Om de stroomdichtheid in het contact (en dus de temperatuur) te verminderen, is het noodzakelijk om het daadwerkelijke contactoppervlak van de contacten te vergroten. Als de contactvlakken met enige kracht tegen elkaar worden gedrukt, worden de kleine knobbeltjes op de contactpunten licht geplet.Hierdoor zullen de afmetingen van de contactelementaire gebieden toenemen en zullen extra contactgebieden verschijnen, en zullen de stroomdichtheid, contactweerstand en contactverwarming afnemen. Experimentele studies hebben aangetoond dat er een omgekeerde relatie bestaat tussen contactweerstand en de hoeveelheid koppel (compressiekracht). Met een tweevoudige afname van het koppel neemt de weerstand van de contactverbinding van de APV-draad met een doorsnede van 4 mm2 of twee draden met een doorsnede van 2,5 mm2 4-5 keer toe.

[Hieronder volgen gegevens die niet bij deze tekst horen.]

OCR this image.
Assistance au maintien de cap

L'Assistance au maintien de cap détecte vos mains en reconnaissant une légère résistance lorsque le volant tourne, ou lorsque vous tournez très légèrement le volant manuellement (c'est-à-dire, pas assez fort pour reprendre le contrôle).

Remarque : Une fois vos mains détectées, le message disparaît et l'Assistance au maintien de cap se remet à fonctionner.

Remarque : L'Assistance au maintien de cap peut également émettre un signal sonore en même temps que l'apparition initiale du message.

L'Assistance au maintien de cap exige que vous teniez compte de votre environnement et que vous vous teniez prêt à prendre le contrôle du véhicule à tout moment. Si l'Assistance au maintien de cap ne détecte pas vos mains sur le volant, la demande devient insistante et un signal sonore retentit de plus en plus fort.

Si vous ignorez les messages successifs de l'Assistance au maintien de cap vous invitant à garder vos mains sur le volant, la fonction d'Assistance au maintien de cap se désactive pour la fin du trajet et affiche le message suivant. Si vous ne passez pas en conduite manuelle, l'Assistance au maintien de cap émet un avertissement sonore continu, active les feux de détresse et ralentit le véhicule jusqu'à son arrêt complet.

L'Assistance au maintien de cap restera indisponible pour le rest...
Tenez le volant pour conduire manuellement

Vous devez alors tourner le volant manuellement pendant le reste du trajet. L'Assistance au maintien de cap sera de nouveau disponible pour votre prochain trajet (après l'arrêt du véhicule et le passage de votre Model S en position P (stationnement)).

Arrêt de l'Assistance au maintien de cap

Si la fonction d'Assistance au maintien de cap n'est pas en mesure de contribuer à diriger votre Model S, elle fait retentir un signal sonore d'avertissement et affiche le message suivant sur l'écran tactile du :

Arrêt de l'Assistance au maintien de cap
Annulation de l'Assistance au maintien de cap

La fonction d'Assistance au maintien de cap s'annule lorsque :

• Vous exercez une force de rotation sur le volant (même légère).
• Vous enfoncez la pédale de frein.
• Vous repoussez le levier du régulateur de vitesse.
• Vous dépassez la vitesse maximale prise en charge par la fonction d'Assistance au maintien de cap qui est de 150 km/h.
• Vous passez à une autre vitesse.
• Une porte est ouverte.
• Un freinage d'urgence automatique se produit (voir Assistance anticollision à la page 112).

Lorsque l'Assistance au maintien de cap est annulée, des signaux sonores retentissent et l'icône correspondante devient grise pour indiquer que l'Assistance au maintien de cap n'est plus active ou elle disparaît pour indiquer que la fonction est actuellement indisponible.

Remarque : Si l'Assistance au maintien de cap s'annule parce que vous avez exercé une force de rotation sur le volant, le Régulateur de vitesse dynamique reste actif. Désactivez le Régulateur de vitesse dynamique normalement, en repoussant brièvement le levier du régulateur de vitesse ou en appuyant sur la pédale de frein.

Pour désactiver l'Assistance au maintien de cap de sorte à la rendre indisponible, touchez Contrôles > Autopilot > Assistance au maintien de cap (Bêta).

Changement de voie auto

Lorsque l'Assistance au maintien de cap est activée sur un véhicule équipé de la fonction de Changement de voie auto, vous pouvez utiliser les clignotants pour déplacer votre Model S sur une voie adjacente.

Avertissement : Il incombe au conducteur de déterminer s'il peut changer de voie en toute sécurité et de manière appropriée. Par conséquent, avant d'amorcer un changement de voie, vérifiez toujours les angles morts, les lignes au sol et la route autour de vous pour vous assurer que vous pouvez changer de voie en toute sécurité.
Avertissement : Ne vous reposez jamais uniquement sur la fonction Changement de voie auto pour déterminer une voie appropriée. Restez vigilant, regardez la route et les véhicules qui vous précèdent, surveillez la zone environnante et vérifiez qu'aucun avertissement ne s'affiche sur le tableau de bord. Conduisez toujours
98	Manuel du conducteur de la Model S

Om warmte van de contacten af te voeren en af te voeren naar de omgeving, worden contacten met een bepaalde massa en koelvlakken gemaakt. Bijzondere aandacht wordt besteed aan de aansluitplaatsen van draden en hun verbinding met de contacten van de invoerapparaten van de elektrische ontvangers. Op de beweegbare uiteinden van de draden worden oren van verschillende vormen en speciale klemmen gebruikt. De betrouwbaarheid van het contact wordt verzekerd door conventionele ringen, veerbelast en met flenzen. Na 3-3,5 jaar neemt de contactweerstand ongeveer 2 keer toe. Ook de weerstand van de contacten neemt bij kortsluiting aanzienlijk toe als gevolg van een kortstondige inwerking van de stroom op het contact. Tests tonen aan dat contactvoegen met elastische veerringen de grootste stabiliteit hebben bij blootstelling aan ongunstige factoren.
Helaas is "puck-besparing" vrij gebruikelijk. De ring moet gemaakt zijn van non-ferro metalen zoals messing. De stalen ring is beschermd met een anti-corrosie coating.